Teaching Essay Copyright: Jeanne Curran and Susan R. Takata and Individaul Authors, August 2002.
"Fair use" encouraged.

What do we do in the law when there are no witnesses? In some legal systems people are called to tell what they know, so that one can use their stories to root out contradictions and substantiations that the facts as reported are "probably" true. That's what we do in history, use multiple sources in the hope that they will support one another through the details, and make clear when there is no such support. An excellent example of this is found in the Using The Aahaad Hadith (one which does not meet the mutawaatir hadith's standard for confimation through the chain of transmission) In Issues Of `Aqidah (belief) at the University of Houston, in which means of establishing the authenticity of hadith is discussed.

(Muslim Student Association (MSA)-USC Hadith Database. The kind of careful scholarly discipline we are asking for in your examination of authorities is exemplified by the warning here against simplistic interpretations of the hadith.

"Warning (especially for Muslims)

"There are many early hadith scholars and teachers to whom we are indebted for introducing the critical science of collecting and evaluating ahadeeth. These teachers each collected many different ahadeeth. They did not allow students to quote from their collections until the students had actually come to them and learnt from them directly.

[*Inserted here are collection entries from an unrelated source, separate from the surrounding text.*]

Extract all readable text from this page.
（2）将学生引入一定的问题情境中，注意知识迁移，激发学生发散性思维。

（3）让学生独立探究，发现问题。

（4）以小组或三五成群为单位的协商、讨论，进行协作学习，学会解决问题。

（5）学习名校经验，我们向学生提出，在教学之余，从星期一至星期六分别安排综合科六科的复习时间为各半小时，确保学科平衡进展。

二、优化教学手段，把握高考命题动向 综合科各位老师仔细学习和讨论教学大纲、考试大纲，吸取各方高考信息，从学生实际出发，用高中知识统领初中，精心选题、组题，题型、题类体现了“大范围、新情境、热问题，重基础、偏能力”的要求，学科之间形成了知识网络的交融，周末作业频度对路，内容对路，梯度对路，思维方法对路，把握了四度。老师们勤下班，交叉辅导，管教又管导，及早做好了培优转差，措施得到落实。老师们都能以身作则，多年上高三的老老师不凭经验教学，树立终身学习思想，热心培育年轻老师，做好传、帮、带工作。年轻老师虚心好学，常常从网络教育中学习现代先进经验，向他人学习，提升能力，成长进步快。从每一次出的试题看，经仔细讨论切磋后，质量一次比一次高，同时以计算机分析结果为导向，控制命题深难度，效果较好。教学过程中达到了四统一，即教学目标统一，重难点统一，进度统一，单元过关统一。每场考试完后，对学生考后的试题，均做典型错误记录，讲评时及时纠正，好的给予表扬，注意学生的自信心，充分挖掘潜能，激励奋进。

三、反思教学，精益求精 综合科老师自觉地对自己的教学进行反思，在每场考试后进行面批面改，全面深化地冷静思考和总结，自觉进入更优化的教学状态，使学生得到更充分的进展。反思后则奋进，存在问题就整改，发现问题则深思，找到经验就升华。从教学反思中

"Today, the situation is different. The collections of ahadeeth have for the most part stabilized, and with the advent of the printing press, the collections are easily mass-produced. There is a blessing in all this of course, but there is a real danger that Muslims will fall under the impression that owning a book or having a database is equivalent to being a scholar of ahadeeth. This is a great fallacy. Therefore, we would like to warn you that this database is merely a tool, and not a substitute for learning, much less scholarship in Islam."

When there is no witness present, circumstantial evidence, evidence like the similarities in the chain of transmission of the hadith, are used to determine authenticity. We need to think about the intellectual leap from the "probability" of authenticity of a statement that "probably" came down through the Prophet, to actual belief in what the Prophet is "believed" to have said. To close off our minds by accepting a given statement as "true beyond questioning" is to lose ourselves in what Freire would call "cicrcles of certainty," which means to admit no new information. In the case of authenticating what the Prophet said, perhaps that makes sense, since the best evidence of what He said must come from those who knew him, or purportedly knew him.